Judges believe family
drug court may break
vicious cycle of abuse

By Lori Tighe
Star-Bulletin

Tapa

Hawaii judges have watched the link strengthen between drug abuse and child abuse.

In the past 10 years, child abuse cases have doubled in Family Court. About 90 percent involve substance abuse, with crystal methamphetamine or "ice" as the drug of choice.

But no extra judges have been added to handle the growing load.

Frustrated with the unending drug/child abuse cycle, judges are trying a new approach -- family drug court.

"We needed to do something else to be successful," said Judge Bode Uale, who shepherds the program. "We heard about the successes of Hawaii's drug court, and we saw other family drug court programs around the country that worked. We wanted to give it a shot."

The program targets child-abusing parents who are known to use drugs and/or alcohol but don't have a record. Parents will be chosen based on their willingness to seek treatment.

The incentive to parents: They get their kids back sooner. The incentive to judges: They stop the revolving door of drug and child abuse.

The $60,000 pilot program will pay for a court officer with social worker credentials to monitor parents' treatment and to report progress -- or relapse -- to Uale.
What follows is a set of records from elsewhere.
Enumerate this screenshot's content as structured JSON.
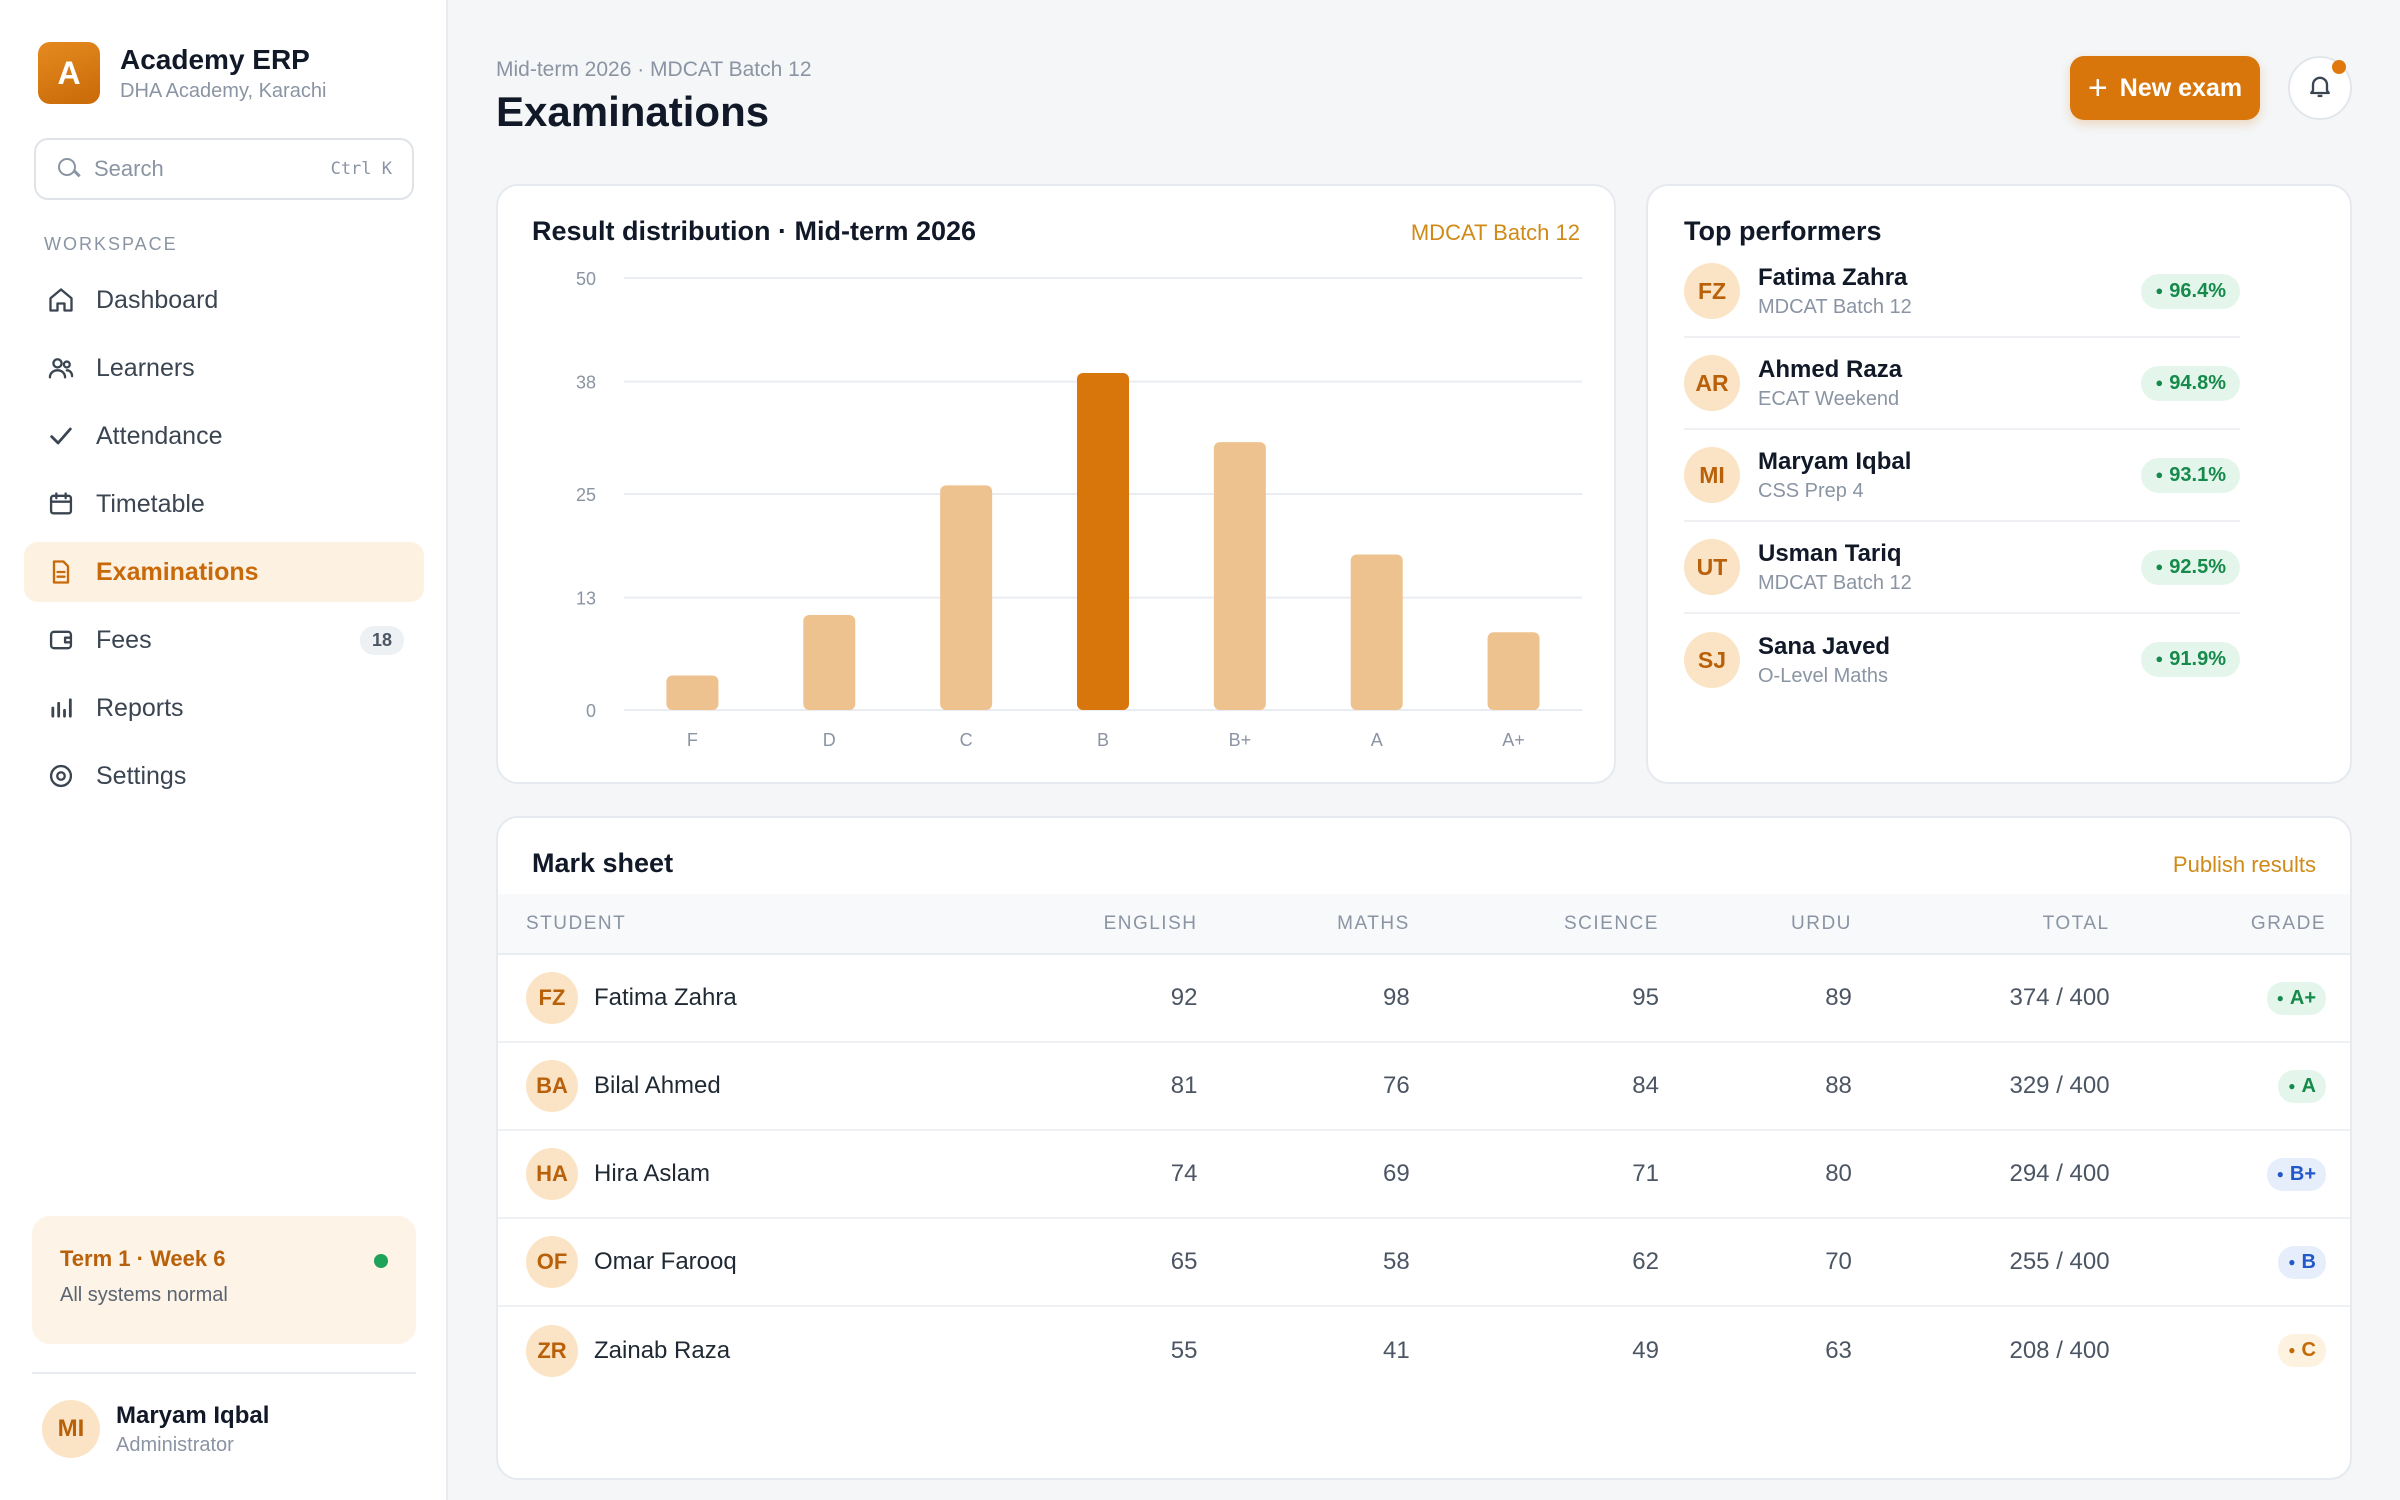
{
  "brand": {
    "logo_letter": "A",
    "name": "Academy ERP",
    "subtitle": "DHA Academy, Karachi"
  },
  "search": {
    "placeholder": "Search",
    "shortcut": "Ctrl K"
  },
  "sidebar": {
    "section_label": "WORKSPACE",
    "items": [
      {
        "label": "Dashboard",
        "icon": "home-icon"
      },
      {
        "label": "Learners",
        "icon": "users-icon"
      },
      {
        "label": "Attendance",
        "icon": "check-icon"
      },
      {
        "label": "Timetable",
        "icon": "calendar-icon"
      },
      {
        "label": "Examinations",
        "icon": "document-icon",
        "active": true
      },
      {
        "label": "Fees",
        "icon": "wallet-icon",
        "badge": "18"
      },
      {
        "label": "Reports",
        "icon": "bar-chart-icon"
      },
      {
        "label": "Settings",
        "icon": "gear-icon"
      }
    ],
    "status": {
      "title": "Term 1 · Week 6",
      "subtitle": "All systems normal"
    },
    "user": {
      "initials": "MI",
      "name": "Maryam Iqbal",
      "role": "Administrator"
    }
  },
  "header": {
    "breadcrumb": "Mid-term 2026 · MDCAT Batch 12",
    "title": "Examinations",
    "new_button": "New exam"
  },
  "colors": {
    "accent": "#d9760b",
    "bar_light": "#eec28e",
    "bar_highlight": "#d9760b",
    "success": "#168a4a"
  },
  "chart_card": {
    "title": "Result distribution · Mid-term 2026",
    "tag": "MDCAT Batch 12"
  },
  "chart_data": {
    "type": "bar",
    "title": "Result distribution · Mid-term 2026",
    "categories": [
      "F",
      "D",
      "C",
      "B",
      "B+",
      "A",
      "A+"
    ],
    "values": [
      4,
      11,
      26,
      39,
      31,
      18,
      9
    ],
    "highlight": "B",
    "yticks": [
      0,
      13,
      25,
      38,
      50
    ],
    "ylim": [
      0,
      50
    ],
    "grid": true
  },
  "top_performers": {
    "title": "Top performers",
    "items": [
      {
        "initials": "FZ",
        "name": "Fatima Zahra",
        "batch": "MDCAT Batch 12",
        "score": "96.4%"
      },
      {
        "initials": "AR",
        "name": "Ahmed Raza",
        "batch": "ECAT Weekend",
        "score": "94.8%"
      },
      {
        "initials": "MI",
        "name": "Maryam Iqbal",
        "batch": "CSS Prep 4",
        "score": "93.1%"
      },
      {
        "initials": "UT",
        "name": "Usman Tariq",
        "batch": "MDCAT Batch 12",
        "score": "92.5%"
      },
      {
        "initials": "SJ",
        "name": "Sana Javed",
        "batch": "O-Level Maths",
        "score": "91.9%"
      }
    ]
  },
  "mark_sheet": {
    "title": "Mark sheet",
    "publish_label": "Publish results",
    "columns": [
      "STUDENT",
      "ENGLISH",
      "MATHS",
      "SCIENCE",
      "URDU",
      "TOTAL",
      "GRADE"
    ],
    "rows": [
      {
        "initials": "FZ",
        "name": "Fatima Zahra",
        "english": "92",
        "maths": "98",
        "science": "95",
        "urdu": "89",
        "total": "374 / 400",
        "grade": "A+",
        "grade_color": "green"
      },
      {
        "initials": "BA",
        "name": "Bilal Ahmed",
        "english": "81",
        "maths": "76",
        "science": "84",
        "urdu": "88",
        "total": "329 / 400",
        "grade": "A",
        "grade_color": "green"
      },
      {
        "initials": "HA",
        "name": "Hira Aslam",
        "english": "74",
        "maths": "69",
        "science": "71",
        "urdu": "80",
        "total": "294 / 400",
        "grade": "B+",
        "grade_color": "blue"
      },
      {
        "initials": "OF",
        "name": "Omar Farooq",
        "english": "65",
        "maths": "58",
        "science": "62",
        "urdu": "70",
        "total": "255 / 400",
        "grade": "B",
        "grade_color": "blue"
      },
      {
        "initials": "ZR",
        "name": "Zainab Raza",
        "english": "55",
        "maths": "41",
        "science": "49",
        "urdu": "63",
        "total": "208 / 400",
        "grade": "C",
        "grade_color": "amber"
      }
    ]
  }
}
Parents take regular drug tests and appear weekly or biweekly before the judge.

"We can feel the pulse of the case immediately," Uale said. "Months don't go by to find out parents have relapsed."

Judges blame the doubled caseload of child abuse on drugs.
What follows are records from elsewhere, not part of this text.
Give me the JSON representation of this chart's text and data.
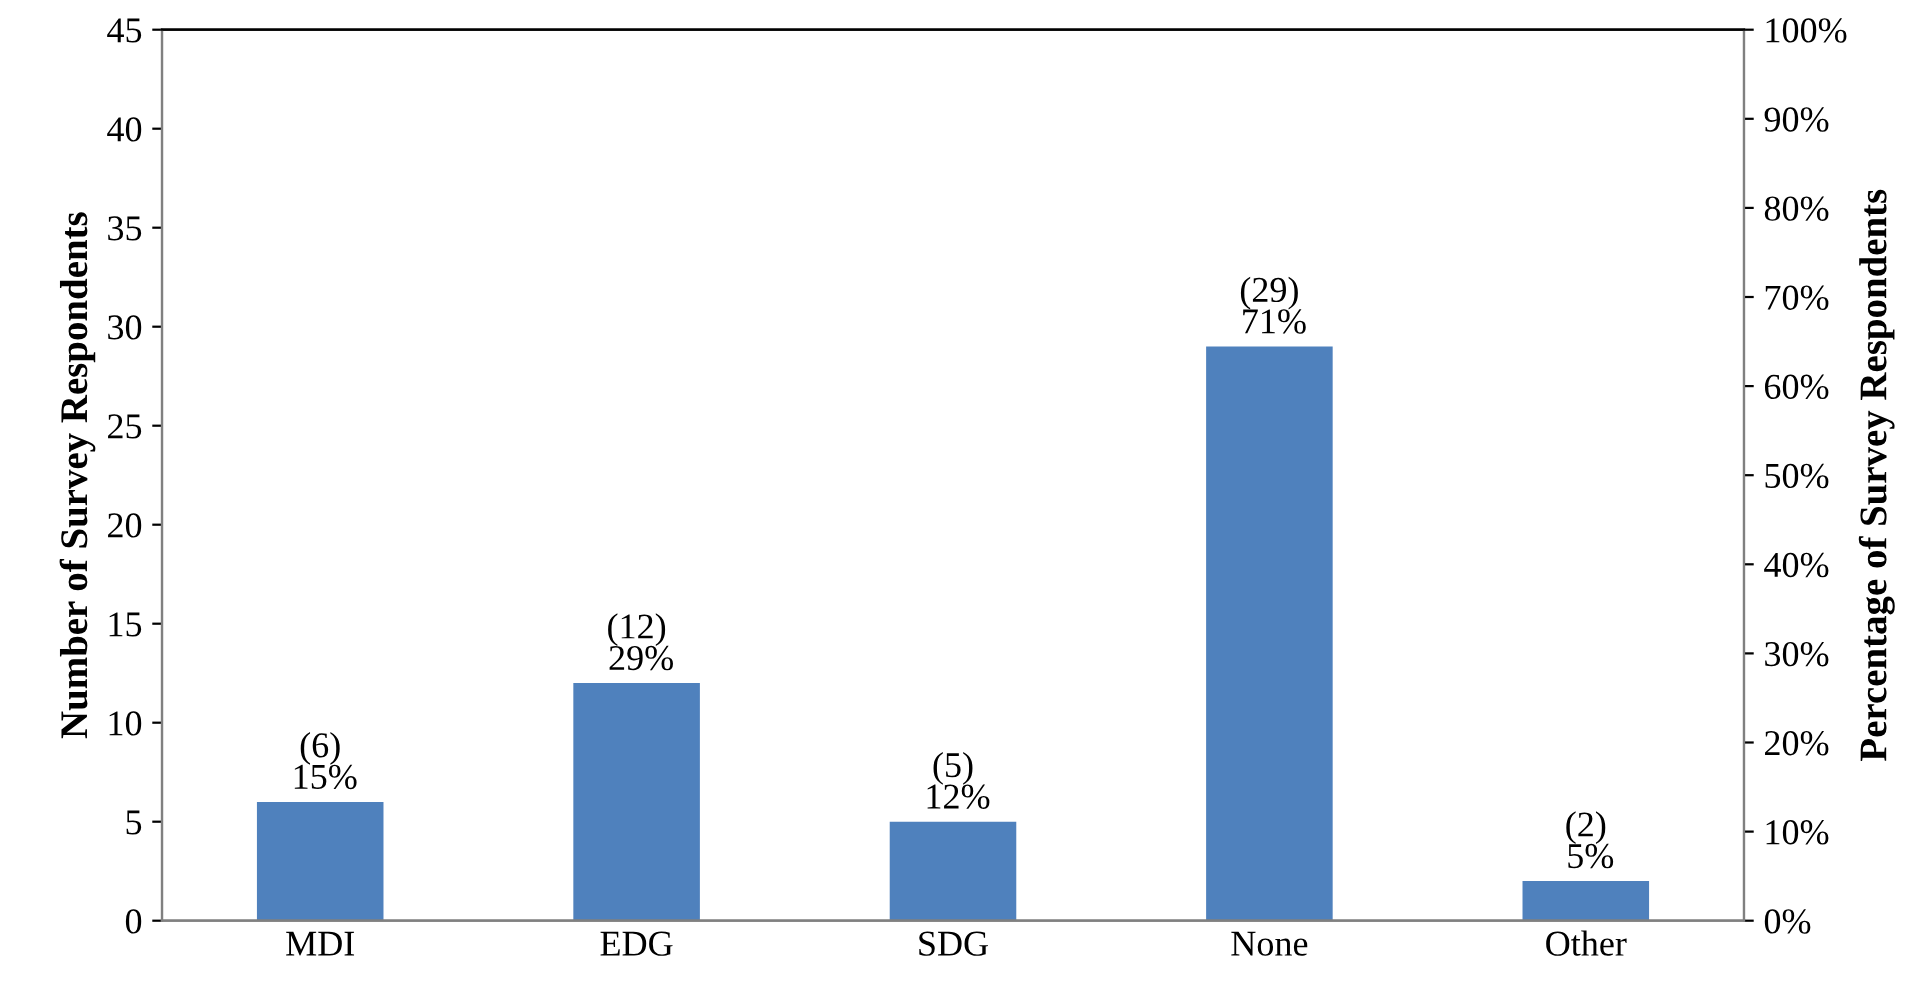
{
  "chart_data": {
    "type": "bar",
    "categories": [
      "MDI",
      "EDG",
      "SDG",
      "None",
      "Other"
    ],
    "values": [
      6,
      12,
      5,
      29,
      2
    ],
    "color": "#4f81bd",
    "value_labels": [
      "(6)\n 15%",
      "(12)\n 29%",
      "(5)\n 12%",
      "(29)\n 71%",
      "(2)\n 5%"
    ],
    "ylabel": "Number of Survey Respondents",
    "y2label": "Percentage of Survey Respondents",
    "ylim": [
      0,
      45
    ],
    "yticks": [
      0,
      5,
      10,
      15,
      20,
      25,
      30,
      35,
      40,
      45
    ],
    "y2lim": [
      0,
      100
    ],
    "y2ticks": [
      {
        "value": 0,
        "label": "0%"
      },
      {
        "value": 10,
        "label": "10%"
      },
      {
        "value": 20,
        "label": "20%"
      },
      {
        "value": 30,
        "label": "30%"
      },
      {
        "value": 40,
        "label": "40%"
      },
      {
        "value": 50,
        "label": "50%"
      },
      {
        "value": 60,
        "label": "60%"
      },
      {
        "value": 70,
        "label": "70%"
      },
      {
        "value": 80,
        "label": "80%"
      },
      {
        "value": 90,
        "label": "90%"
      },
      {
        "value": 100,
        "label": "100%"
      }
    ],
    "grid": false,
    "legend": false
  }
}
"Drugs are our biggest problem, and ice is the scourge of our communities," Uale said. "We see it day in and day out. Drugs just exacerbate everything."

Family Court handled 952 child abuse cases in 1988. The amount doubled to 2,044 child abuse cases in 1997, Uale said. The courts don't keep statistics on parents' substance abuse. But Uale notes ice had just hit Hawaii in the late 1980s and has grown throughout the 1990s.
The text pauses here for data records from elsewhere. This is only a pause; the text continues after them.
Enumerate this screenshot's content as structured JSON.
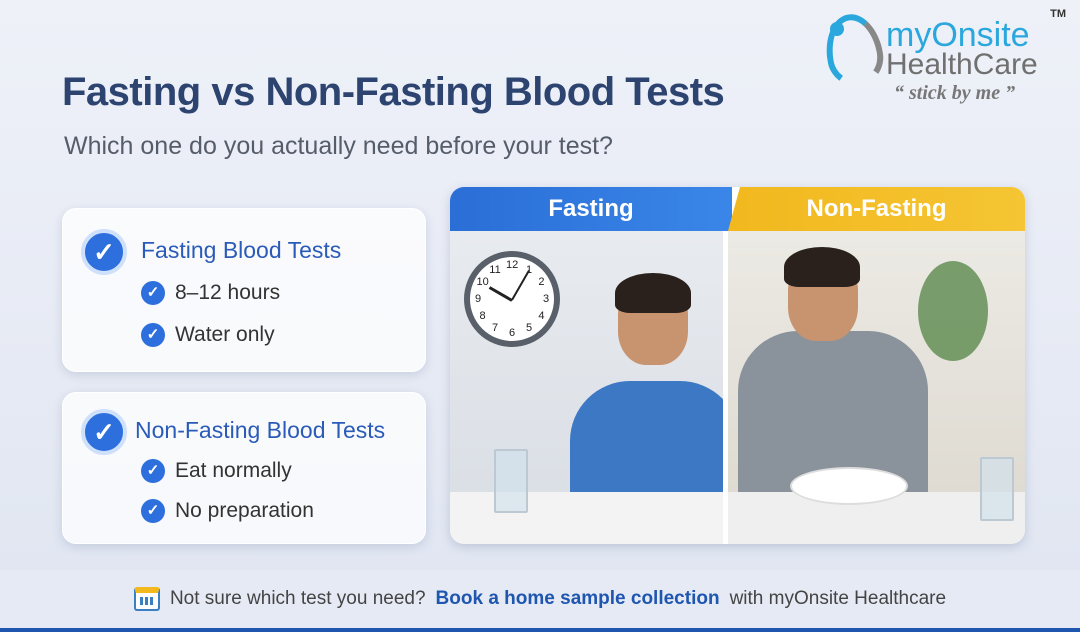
{
  "title": "Fasting vs Non-Fasting Blood Tests",
  "subtitle": "Which one do you actually need before your test?",
  "logo": {
    "line1": "myOnsite",
    "line2": "HealthCare",
    "tagline": "“ stick by me ”",
    "tm": "TM",
    "colors": {
      "blue": "#2aa7dc",
      "gray": "#707070"
    }
  },
  "cards": [
    {
      "title": "Fasting Blood Tests",
      "items": [
        "8–12 hours",
        "Water only"
      ]
    },
    {
      "title": "Non-Fasting Blood Tests",
      "items": [
        "Eat normally",
        "No preparation"
      ]
    }
  ],
  "panel": {
    "tabs": [
      "Fasting",
      "Non-Fasting"
    ],
    "tab_colors": [
      "#2a6ed6",
      "#f2b81e"
    ],
    "clock_numbers": [
      "12",
      "1",
      "2",
      "3",
      "4",
      "5",
      "6",
      "7",
      "8",
      "9",
      "10",
      "11"
    ]
  },
  "footer": {
    "icon": "calendar-icon",
    "text_before": "Not sure which test you need?",
    "link": "Book a home sample collection",
    "text_after": "with myOnsite Healthcare"
  },
  "accent": "#2d6fdc"
}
The dangerous thirst for ice

Parents will risk all for ice, said Judge John Bryant, head of Family Court's juvenile division.

"It's the worst drug for parents to be on. It's extremely addictive and causes violent tendencies," he said. "And the evidence seems to indicate long-term use of crystal meth causes brain damage."

Family Court modeled its pilot program after one of the country's most successful programs in Reno, Nev. Uale visited Judge Charles Magee's Nevada program last year and liked what he saw. Recovered parents came to court with their kids. The parents who relapsed from treatment went to jail on the spot.

"The message was if you're clean, sober and with your kids, life is beautiful. It looked like a wholesome, healing environment. They were recovered addicts who would leave the system better than when they entered it," Uale said. "The ones taken away didn't look good."

Family Court judges will watch drug-program cases much more closely than regular child abuse cases, which they review about every six months.

"But drugs is just a portion of this. Abuse is the other side," said Kenneth Ling, Family Court director. "Together it's a very volatile situation."

Parents must also attend anger-management classes.

Jail time's a weapon

Hawaii judges want to use jail time as another incentive to encourage addicted parents through treatment.

The Nevada program can send relapsing parents to jail. But Hawaii's Family Court judges don't have the authority and are working toward that goal, Uale said.

If a parent refuses to go through family drug court, "it gives us a red flag," Ling said. "Maybe the child shouldn't go home with them."